In POM Wonderful LLC v. Coca-Cola Co., 134 S. Ct. 2228 (2014), the Supreme Court unanimously held that competitors may bring false advertising claims under the Lanham Act challenging food and beverage labels regulated under the Federal Food, Drug, and Cosmetic Act (FDCA). The Supreme Court’s decision in POM was greatly anticipated by some observers in heavily regulated industries (e.g., pharmaceuticals) because of the potential for a statement on preemption or the primary jurisdiction doctrine. Certain district courts have relied on the Ninth Circuit’s POM reasoning to find state law consumer fraud and false advertising claims preempted under the primary jurisdiction doctrine. See, e.g., Astiana v. Hain Celestial Grp. Inc., 905 F. Supp. 2d 1013 (N.D. Cal. 2012). A decision by the Supreme Court affirming the Ninth Circuit could have provided additional ammunition for defendants asserting a primary jurisdiction defense in the product liability or other contexts. But instead the Supreme Court decided the issue on different grounds.
In POM, petitioner, which produces and markets a pomegranate-blueberry juice, filed a Lanham Act suit alleging that the name, labeling and advertising of Coca-Cola’s “Pomegranate Blueberry” juice misleads consumers into believing that it consists predominantly of pomegranate and blueberry juice, thereby causing decreased sales for petitioner. 134 S. Ct. at 2235. The lower courts held that the FDCA and the FDA’s regulations precluded petitioner’s suit under the Lanham Act. Id. at 2235-36. The Supreme Court reversed, finding first that this was not a preemption case because it did not raise the question of whether state law is preempted by federal law. Rather, the action concerned a question of preclusion between two federal statutes that hinged on statutory interpretation. Id. at 2236. The Court noted that neither the Lanham Act nor the FDCA expressly forbids Lanham Act claims challenging labels regulated by the FDCA, finding this to be “powerful evidence that Congress did not intend FDA oversight to be the exclusive means” of regulating food and beverage labeling. Id. at 2237. The Court further found that the structures of the two statutes reinforced the conclusion drawn from the text. The two statutes are complementary – while both touch on food and beverage labeling, the Lanham Act protects commercial interests and the FDCA protects health and safety. Id. at 2238. Moreover, because the FDCA’s enforcement is largely committed to FDA and the Lanham Act allows private enforcement, “[a]llowing Lanham Act suits takes advantage of synergies among multiple methods of regulation.” Id. at 2239. For these reasons, the Court stated that “[a] holding that the FDCA precludes Lanham Act claims challenging food and beverage labels would not only ignore the distinct functional aspects of the FDCA and the Lanham Act but would also lead to a result that Congress did not likely intend.” Id.
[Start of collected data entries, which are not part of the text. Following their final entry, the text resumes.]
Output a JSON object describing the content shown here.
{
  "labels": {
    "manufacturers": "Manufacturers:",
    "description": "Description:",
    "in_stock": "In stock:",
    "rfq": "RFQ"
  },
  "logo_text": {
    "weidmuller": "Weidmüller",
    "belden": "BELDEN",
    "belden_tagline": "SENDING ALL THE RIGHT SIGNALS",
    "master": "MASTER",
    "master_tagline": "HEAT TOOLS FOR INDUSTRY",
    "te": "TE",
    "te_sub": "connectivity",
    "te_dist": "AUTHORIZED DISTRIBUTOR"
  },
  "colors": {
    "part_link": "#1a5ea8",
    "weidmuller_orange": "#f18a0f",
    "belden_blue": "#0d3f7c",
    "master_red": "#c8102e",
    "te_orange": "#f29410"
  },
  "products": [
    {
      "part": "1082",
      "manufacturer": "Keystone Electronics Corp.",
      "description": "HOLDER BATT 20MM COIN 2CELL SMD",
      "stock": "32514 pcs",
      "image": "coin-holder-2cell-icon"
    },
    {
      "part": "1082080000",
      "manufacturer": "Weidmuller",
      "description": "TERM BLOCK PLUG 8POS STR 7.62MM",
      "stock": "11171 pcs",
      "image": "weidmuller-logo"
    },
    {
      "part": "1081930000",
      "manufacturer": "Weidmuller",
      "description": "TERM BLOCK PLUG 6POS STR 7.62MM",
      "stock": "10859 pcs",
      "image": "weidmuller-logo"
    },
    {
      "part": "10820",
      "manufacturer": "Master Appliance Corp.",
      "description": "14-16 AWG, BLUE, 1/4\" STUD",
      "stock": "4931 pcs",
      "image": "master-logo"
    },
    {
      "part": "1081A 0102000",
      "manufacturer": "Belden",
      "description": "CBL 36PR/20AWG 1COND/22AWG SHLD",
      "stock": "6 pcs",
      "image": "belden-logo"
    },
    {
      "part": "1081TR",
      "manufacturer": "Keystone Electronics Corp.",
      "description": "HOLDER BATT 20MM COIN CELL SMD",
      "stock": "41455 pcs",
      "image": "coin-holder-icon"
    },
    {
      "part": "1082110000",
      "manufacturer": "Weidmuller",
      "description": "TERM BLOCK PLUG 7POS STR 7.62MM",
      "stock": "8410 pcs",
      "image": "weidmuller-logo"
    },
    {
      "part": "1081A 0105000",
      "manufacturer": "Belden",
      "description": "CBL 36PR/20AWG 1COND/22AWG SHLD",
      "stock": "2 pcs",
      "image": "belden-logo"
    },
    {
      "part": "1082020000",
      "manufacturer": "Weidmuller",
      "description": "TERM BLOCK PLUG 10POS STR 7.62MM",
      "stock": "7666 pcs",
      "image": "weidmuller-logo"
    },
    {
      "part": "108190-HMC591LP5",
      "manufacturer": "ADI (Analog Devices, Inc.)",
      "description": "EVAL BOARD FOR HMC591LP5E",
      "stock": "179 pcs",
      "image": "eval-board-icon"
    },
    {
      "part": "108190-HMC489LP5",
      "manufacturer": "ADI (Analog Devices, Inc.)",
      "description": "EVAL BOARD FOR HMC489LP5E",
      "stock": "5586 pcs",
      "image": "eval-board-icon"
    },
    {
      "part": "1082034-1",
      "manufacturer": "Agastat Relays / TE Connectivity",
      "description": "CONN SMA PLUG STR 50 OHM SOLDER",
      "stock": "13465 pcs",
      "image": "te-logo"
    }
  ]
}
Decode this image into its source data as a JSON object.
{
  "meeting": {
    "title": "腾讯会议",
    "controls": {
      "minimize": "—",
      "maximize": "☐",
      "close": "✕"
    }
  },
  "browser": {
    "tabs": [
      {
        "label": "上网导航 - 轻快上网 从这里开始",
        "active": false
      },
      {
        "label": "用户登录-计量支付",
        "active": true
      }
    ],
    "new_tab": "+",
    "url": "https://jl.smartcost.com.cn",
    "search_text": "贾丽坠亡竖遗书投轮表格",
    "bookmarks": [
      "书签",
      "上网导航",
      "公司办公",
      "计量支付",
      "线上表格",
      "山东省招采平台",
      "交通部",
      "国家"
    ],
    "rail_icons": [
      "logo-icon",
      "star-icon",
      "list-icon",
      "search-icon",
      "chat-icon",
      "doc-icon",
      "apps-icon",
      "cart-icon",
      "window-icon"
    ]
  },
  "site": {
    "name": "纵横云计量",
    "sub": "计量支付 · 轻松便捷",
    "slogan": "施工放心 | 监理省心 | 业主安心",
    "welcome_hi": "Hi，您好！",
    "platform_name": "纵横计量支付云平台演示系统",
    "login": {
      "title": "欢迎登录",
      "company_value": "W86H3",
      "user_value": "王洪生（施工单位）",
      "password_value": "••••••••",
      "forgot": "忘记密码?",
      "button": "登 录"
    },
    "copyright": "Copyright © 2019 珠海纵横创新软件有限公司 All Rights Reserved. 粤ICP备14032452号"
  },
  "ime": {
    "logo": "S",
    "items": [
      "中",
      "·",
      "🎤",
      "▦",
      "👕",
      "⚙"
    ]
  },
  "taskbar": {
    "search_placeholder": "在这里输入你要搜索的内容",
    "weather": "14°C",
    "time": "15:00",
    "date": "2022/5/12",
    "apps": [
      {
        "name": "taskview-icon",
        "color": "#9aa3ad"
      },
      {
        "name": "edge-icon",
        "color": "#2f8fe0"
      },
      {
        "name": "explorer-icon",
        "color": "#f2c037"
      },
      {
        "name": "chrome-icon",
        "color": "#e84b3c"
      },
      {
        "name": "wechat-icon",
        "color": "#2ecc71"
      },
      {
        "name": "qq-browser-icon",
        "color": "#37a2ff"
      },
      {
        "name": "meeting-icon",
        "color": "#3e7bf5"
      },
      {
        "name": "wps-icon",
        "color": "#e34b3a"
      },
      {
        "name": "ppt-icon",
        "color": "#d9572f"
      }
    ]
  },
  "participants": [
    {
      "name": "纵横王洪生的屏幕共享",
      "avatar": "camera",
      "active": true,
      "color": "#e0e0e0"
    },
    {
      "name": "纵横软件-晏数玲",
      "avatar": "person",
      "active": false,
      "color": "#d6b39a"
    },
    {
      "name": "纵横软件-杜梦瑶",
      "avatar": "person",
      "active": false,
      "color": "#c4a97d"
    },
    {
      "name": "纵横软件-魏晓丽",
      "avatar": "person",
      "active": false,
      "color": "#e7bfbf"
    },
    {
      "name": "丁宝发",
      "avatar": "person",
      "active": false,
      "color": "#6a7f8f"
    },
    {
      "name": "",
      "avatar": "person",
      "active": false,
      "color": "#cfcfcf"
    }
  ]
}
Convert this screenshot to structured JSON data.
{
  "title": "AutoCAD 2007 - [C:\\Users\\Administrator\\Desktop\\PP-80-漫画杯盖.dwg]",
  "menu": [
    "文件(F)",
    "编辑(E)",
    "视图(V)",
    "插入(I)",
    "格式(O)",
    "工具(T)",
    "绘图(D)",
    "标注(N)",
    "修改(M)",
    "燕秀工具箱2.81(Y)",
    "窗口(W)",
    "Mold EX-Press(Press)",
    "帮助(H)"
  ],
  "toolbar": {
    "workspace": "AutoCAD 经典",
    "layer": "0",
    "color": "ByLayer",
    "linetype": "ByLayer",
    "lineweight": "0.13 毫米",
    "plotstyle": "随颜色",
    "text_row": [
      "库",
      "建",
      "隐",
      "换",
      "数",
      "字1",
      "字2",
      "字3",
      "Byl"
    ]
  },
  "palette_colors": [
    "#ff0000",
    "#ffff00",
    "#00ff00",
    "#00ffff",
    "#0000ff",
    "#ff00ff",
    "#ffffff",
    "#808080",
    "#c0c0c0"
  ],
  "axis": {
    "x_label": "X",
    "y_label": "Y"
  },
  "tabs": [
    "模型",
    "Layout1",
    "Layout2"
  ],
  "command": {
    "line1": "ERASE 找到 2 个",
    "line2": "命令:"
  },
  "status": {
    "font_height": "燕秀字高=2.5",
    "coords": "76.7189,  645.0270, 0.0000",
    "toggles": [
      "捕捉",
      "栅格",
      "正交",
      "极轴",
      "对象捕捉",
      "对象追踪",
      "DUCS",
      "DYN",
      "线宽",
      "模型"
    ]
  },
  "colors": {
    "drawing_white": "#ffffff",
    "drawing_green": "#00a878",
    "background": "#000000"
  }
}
Because the Supreme Court expressly stated that its decision was about statutory interpretation rather than preemption, the decision does not undermine the potential defense of primary jurisdiction in cases involving heavily regulated industries. But it did not yield the strong opinion on primary jurisdiction that some had hoped for. The POM decision does ensure that the Lanham Act remains a viable option for businesses in the food and beverage industry seeking to protect their commercial interests even when those interests involve a product that is regulated under the FDCA.